LX
Dans l’entre-temps, Ulenspiegel califourchonnait sur le dos de Jef à travers les terres et marais du duc de Lunebourg. Les Flamands nomment ce duc Water-Signorke, à cause qu’il fait toujours humide chez lui.
Jef obéissait à Ulenspiegel comme un chien, buvait de la bruinbier, dansait mieux qu’un Hongrois maître ès arts de souplesses, faisait le mort et se couchait sur le dos au moindre signe.
Ulenspiegel savait que le duc de Lunebourg, marri et fâché de ce qu’Ulenspiegel s’était gaussé de lui, à Darmstadt, en la présence du landgrave de Hesse, lui avait interdit l’entrée de ses terres sous peine de la hart.
Soudain il vit venir Son Altesse Ducale en personne et comme il savait qu’elle était violente, il fut pris de peur. Parlant à son âne :
– Jef, dit-il, voici monseigneur de Lunebourg qui vient.
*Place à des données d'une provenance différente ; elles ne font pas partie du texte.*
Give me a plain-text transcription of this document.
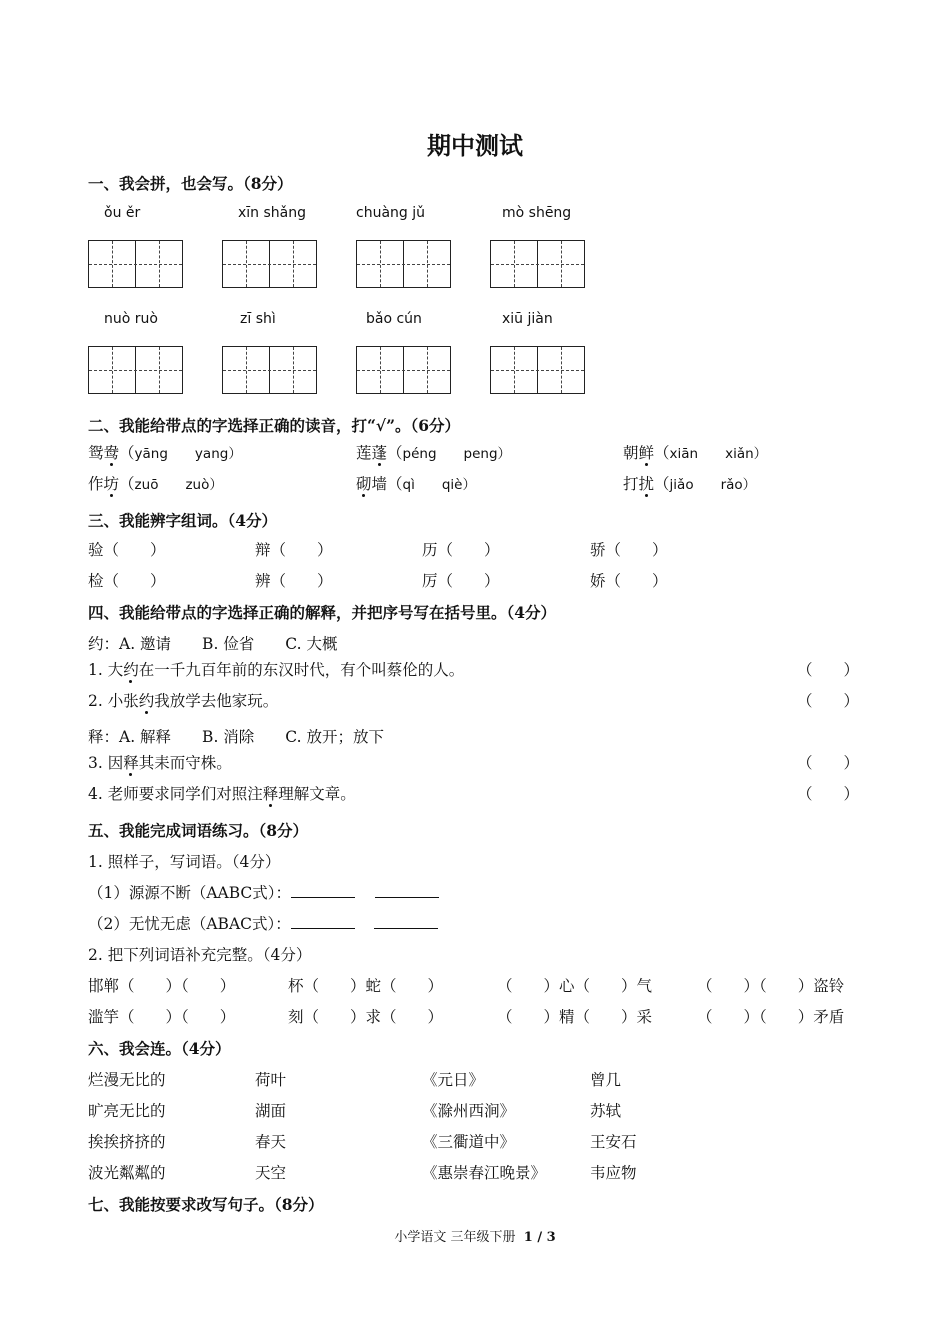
期中测试
一、我会拼，也会写。（8分）
ǒu ěr	xīn shǎng	chuàng jǔ	mò shēng
nuò ruò	zī shì	bǎo cún	xiū jiàn
二、我能给带点的字选择正确的读音，打“√”。（6分）
鸳鸯（yāng　　yang）	莲蓬（péng　　peng）	朝鲜（xiān　　xiǎn）
作坊（zuō　　zuò）	砌墙（qì　　qiè）	打扰（jiǎo　　rǎo）
三、我能辨字组词。（4分）
验（　　）	辩（　　）	历（　　）	骄（　　）
检（　　）	辨（　　）	厉（　　）	娇（　　）
四、我能给带点的字选择正确的解释，并把序号写在括号里。（4分）
约：A. 邀请　　B. 俭省　　C. 大概
1. 大约在一千九百年前的东汉时代，有个叫蔡伦的人。	（　　）
2. 小张约我放学去他家玩。	（　　）
释：A. 解释　　B. 消除　　C. 放开；放下
3. 因释其耒而守株。	（　　）
4. 老师要求同学们对照注释理解文章。	（　　）
五、我能完成词语练习。（8分）
1. 照样子，写词语。（4分）
（1）源源不断（AABC式）：
（2）无忧无虑（ABAC式）：
2. 把下列词语补充完整。（4分）
邯郸（　　）（　　）	杯（　　）蛇（　　）	（　　）心（　　）气	（　　）（　　）盗铃
滥竽（　　）（　　）	刻（　　）求（　　）	（　　）精（　　）采	（　　）（　　）矛盾
六、我会连。（4分）
烂漫无比的	荷叶	《元日》	曾几
旷亮无比的	湖面	《滁州西涧》	苏轼
挨挨挤挤的	春天	《三衢道中》	王安石
波光粼粼的	天空	《惠崇春江晚景》	韦应物
七、我能按要求改写句子。（8分）
小学语文 三年级下册 1 / 3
J’ai au cou une grande démangeaison de corde ; mais que ce ne soit pas le bourreau qui me gratte ! Jef, je veux bien être gratté, mais non pendu. Songe que nous sommes frères en misère et longues oreilles ; songe aussi quel bon ami tu perdrais me perdant.
Et Ulenspiegel s’essuyait les yeux, et Jef commençait à braire.
Continuant son propos :
– Nous vivons ensemble joyeusement, lui dit Ulenspiegel, ou tristement, suivant l’occurrence ; t’en souviens-tu, Jef ? – L’âne continuait de braire, car il avait faim. – Et tu ne pourras jamais m’oublier, disait son maître, car quelle amitié est forte sinon celle qui rit des mêmes joies et pleure des mêmes peines ! Jef, il faut te mettre sur le dos.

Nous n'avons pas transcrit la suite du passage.